The findings of the present study must be interpreted in light of some limitations. The sample included adult Puerto Ricans residing in a Northeast city of the U.S., and their experiences may not reflect those of Puerto Ricans residing in other regions, or to other Latino groups in the U.S. Unlike other Latino subgroups, the migration of Puerto Ricans is officially classified as internal migration as they enjoy the social and political benefits of U.S. citizenship. Future studies including nationally representative samples of individuals and geographic regions are needed to replicate our findings. Second, despite the longitudinal design, the observational nature of this study limits causal inference due to a threat to internal validity by unmeasured potential confounders.

Conclusion

We found significantly higher depressive symptoms in participants with suboptimal plasma PLP concentration compared to participants with adequate PLP concentration. These results were consistent over time, and were robust to adjustment for a large number of potential confounders.

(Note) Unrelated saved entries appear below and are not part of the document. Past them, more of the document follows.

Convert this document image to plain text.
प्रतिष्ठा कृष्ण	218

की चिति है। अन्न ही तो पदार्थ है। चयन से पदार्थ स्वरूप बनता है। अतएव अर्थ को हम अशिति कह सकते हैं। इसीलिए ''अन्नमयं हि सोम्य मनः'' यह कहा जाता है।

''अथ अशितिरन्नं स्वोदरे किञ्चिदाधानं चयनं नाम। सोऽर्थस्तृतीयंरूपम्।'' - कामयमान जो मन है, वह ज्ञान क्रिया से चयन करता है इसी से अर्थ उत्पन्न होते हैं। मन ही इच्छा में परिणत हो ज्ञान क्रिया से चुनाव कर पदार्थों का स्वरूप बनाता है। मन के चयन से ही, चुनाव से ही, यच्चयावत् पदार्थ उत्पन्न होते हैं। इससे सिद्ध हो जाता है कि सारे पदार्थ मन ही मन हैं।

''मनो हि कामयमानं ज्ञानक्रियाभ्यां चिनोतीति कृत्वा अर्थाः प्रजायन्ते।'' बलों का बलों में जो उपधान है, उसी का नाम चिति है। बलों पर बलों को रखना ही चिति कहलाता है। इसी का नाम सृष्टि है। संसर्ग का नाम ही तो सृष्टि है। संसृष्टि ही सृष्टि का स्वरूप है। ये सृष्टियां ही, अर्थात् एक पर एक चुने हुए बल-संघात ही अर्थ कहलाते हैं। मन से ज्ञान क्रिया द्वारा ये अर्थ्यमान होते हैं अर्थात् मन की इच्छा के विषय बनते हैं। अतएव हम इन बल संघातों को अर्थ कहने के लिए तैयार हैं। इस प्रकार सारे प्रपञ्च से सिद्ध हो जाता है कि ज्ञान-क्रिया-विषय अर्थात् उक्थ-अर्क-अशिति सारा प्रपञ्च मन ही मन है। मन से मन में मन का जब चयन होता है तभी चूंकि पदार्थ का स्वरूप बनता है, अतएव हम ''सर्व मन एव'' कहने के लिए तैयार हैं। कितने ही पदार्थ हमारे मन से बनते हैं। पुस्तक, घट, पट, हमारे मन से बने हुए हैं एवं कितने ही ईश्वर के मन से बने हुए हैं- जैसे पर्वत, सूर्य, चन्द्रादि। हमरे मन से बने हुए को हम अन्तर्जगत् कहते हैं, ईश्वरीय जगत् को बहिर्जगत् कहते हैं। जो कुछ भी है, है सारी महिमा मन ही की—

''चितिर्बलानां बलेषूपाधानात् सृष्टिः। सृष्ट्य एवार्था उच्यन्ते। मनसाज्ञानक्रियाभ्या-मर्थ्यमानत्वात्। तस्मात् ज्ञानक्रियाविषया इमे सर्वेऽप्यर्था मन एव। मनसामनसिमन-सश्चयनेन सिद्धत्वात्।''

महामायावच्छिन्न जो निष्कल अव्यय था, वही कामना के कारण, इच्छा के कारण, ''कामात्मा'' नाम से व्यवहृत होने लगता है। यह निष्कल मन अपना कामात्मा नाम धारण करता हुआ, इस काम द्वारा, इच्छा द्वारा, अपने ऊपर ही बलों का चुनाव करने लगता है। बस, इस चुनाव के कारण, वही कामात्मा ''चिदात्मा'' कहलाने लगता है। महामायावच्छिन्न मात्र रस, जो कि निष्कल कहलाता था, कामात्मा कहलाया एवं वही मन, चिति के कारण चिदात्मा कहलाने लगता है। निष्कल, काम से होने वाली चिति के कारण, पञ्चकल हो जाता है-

Additional prospective cohort studies designed to study the association between nutrient deficiency and risk of depression are needed. Studies that examine whether the systematic use of vitamin B-6 supplementation decreases depressive symptomatology in older adults are warranted. The complex etiology of depression in adults –interplay between biological and fix factors, i.e., sex and other genetic traits, and modifiable factors, i.e., cerebrovascular disease and other medical conditions, stress, and diet behavior –poses a significant challenge in prevention and treatment efforts. Dietary intake, a modifiable behavior, offers a valuable opportunity to improving present efforts. Our results suggest that interventions to reduce depressive symptoms among older adults may focus on improving nutritional status, as well as addressing the effects of life stressors, both objective and perceived, given the relevance of stress on nutritional behavior and on behavioral change.